As Engadget reports, a number of YouTube creators have been speaking out about their mental health struggles. One YouTube creator, Elle Mills, who has over one million subscribers, posted a video called "Burnt Out at 19," where she said, “My life just changed so fast. My anxiety and depression keeps getting worse and worse. This is all I ever wanted, and why the fuck am I so unfucking happy? It doesn’t make any sense. It’s stupid. It is so stupid.”
Many YouTube creators also feel the pressure of having to constantly crank out content without a break. Jacques Slade, whose channel has close to one million subscribers, tried to take several days off and relax, but he panicked. “I don’t have content for the next four or five days,” he said to himself. “What’s that gonna do to me? What’s that gonna do to my bottom line? When I come back, are people still gonna watch my videos?”

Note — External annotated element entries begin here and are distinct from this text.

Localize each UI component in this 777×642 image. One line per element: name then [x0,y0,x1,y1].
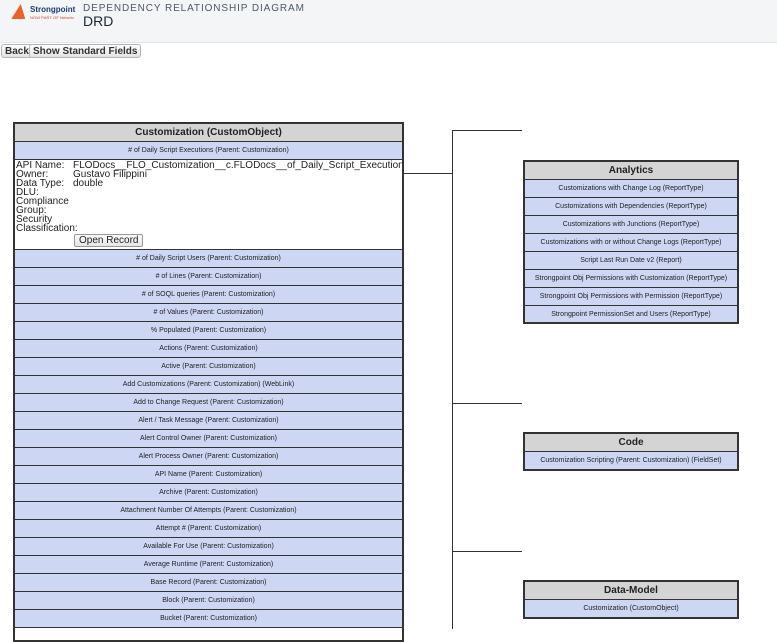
list-item[interactable]: Strongpoint Obj Permissions with Permiss… [525,288,737,306]
list-item[interactable]: Alert Control Owner (Parent: Customizati… [15,430,402,448]
list-item[interactable]: # of Daily Script Users (Parent: Customi… [15,250,402,268]
data-model-panel-title: Data-Model [525,582,737,600]
connector-branch-analytics [452,130,522,131]
detail-label: Classification: [16,223,78,234]
list-item[interactable]: # of Lines (Parent: Customization) [15,268,402,286]
list-item[interactable]: Alert / Task Message (Parent: Customizat… [15,412,402,430]
list-item[interactable]: % Populated (Parent: Customization) [15,322,402,340]
logo-subtext: NOW PART OF Netwrix [30,15,75,20]
customization-panel-title: Customization (CustomObject) [15,124,402,142]
page-subtitle: DEPENDENCY RELATIONSHIP DIAGRAM [83,3,305,14]
list-item[interactable]: Strongpoint PermissionSet and Users (Rep… [525,306,737,322]
logo-text: Strongpoint [30,5,76,14]
list-item[interactable]: API Name (Parent: Customization) [15,466,402,484]
list-item[interactable]: Attempt # (Parent: Customization) [15,520,402,538]
data-model-panel: Data-Model Customization (CustomObject) [523,580,739,619]
customization-list: # of Daily Script Users (Parent: Customi… [15,250,402,628]
list-item[interactable]: Customizations with or without Change Lo… [525,234,737,252]
customization-panel: Customization (CustomObject) # of Daily … [13,122,404,642]
list-item[interactable]: Archive (Parent: Customization) [15,484,402,502]
list-item[interactable]: Add to Change Request (Parent: Customiza… [15,394,402,412]
list-item[interactable]: Alert Process Owner (Parent: Customizati… [15,448,402,466]
list-item[interactable]: Strongpoint Obj Permissions with Customi… [525,270,737,288]
connector-branch-data-model [452,551,522,552]
code-panel-title: Code [525,434,737,452]
open-record-button[interactable]: Open Record [74,234,144,247]
page-title: DRD [83,13,114,29]
list-item[interactable]: Available For Use (Parent: Customization… [15,538,402,556]
field-details: API Name: FLODocs__FLO_Customization__c.… [15,160,402,250]
list-item[interactable]: Customizations with Change Log (ReportTy… [525,180,737,198]
list-item[interactable]: Customization Scripting (Parent: Customi… [525,452,737,469]
list-item[interactable]: Block (Parent: Customization) [15,592,402,610]
list-item[interactable]: Average Runtime (Parent: Customization) [15,556,402,574]
connector-branch-code [452,403,522,404]
app-header: Strongpoint NOW PART OF Netwrix DEPENDEN… [0,0,777,43]
list-item[interactable]: # of SOQL queries (Parent: Customization… [15,286,402,304]
list-item[interactable]: # of Values (Parent: Customization) [15,304,402,322]
list-item[interactable]: Script Last Run Date v2 (Report) [525,252,737,270]
show-standard-fields-button[interactable]: Show Standard Fields [29,44,142,58]
list-item[interactable]: Bucket (Parent: Customization) [15,610,402,628]
detail-value: double [73,178,104,189]
code-panel: Code Customization Scripting (Parent: Cu… [523,432,739,471]
strongpoint-logo[interactable]: Strongpoint NOW PART OF Netwrix [11,4,80,24]
logo-mark-icon [11,4,31,19]
analytics-panel: Analytics Customizations with Change Log… [523,160,739,324]
analytics-panel-title: Analytics [525,162,737,180]
list-item[interactable]: Add Customizations (Parent: Customizatio… [15,376,402,394]
list-item[interactable]: Customizations with Junctions (ReportTyp… [525,216,737,234]
list-item[interactable]: Customization (CustomObject) [525,600,737,617]
list-item[interactable]: Attachment Number Of Attempts (Parent: C… [15,502,402,520]
list-item[interactable]: Active (Parent: Customization) [15,358,402,376]
list-item[interactable]: Actions (Parent: Customization) [15,340,402,358]
connector-line [403,173,453,174]
connector-trunk [452,130,453,629]
list-item[interactable]: Customizations with Dependencies (Report… [525,198,737,216]
list-item[interactable]: Base Record (Parent: Customization) [15,574,402,592]
selected-field-item[interactable]: # of Daily Script Executions (Parent: Cu… [15,142,402,160]
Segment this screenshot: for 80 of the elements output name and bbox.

Where people with "regular" jobs can count on a regular paycheck, people with YouTube channels make money depending on how many ads their videos have, the length of the videos, and how many people are tuning in. With Google’s ad guidelines, videos can be removed for trivial reasons, which can cut down on a creator’s income. And it isn’t just the pressure of cranking out new videos that can take its toll. There’s also the fear of not staying relevant with a very fickle audience.
As Karen North, a professor of communication at USC explains, “For YouTubers, the entire relationship [with their audience] is based on what they upload. Therefore there’s a tremendous amount of pressure to maintain not just the quality but the image that they manufacture on a daily basis... [If someone is] absent due to illness or vacation for a few days, audiences want entertainment, and they won’t just wait for next week’s episode. Instead they’re going to go search for something else to fill their time.”
One full-time YouTube creator, Sam Sheffer, still recommends taking mental health breaks from social media, “even if that means not uploading for two weeks. As long as you do things with the right intent and come back strong, things will work out.”
To try and make YouTube a healthier environment for creators, the company has now set up a $4.99 membership fee for some channels and others can sell merchandise from their pages to boost their income as well. (You have to have at least 100,000 members to charge the membership fee, and you have to have over 10,000 subscribers to sell merchandise.)
There has also been an effort to provide YouTube creators with mental health services, and there have also been support groups at events like the VidCon conference.
One YouTube creator says, “I’d like to see YouTube take a more active and actionable role in helping creators outside of the platform, which itself still needs a lot of work.”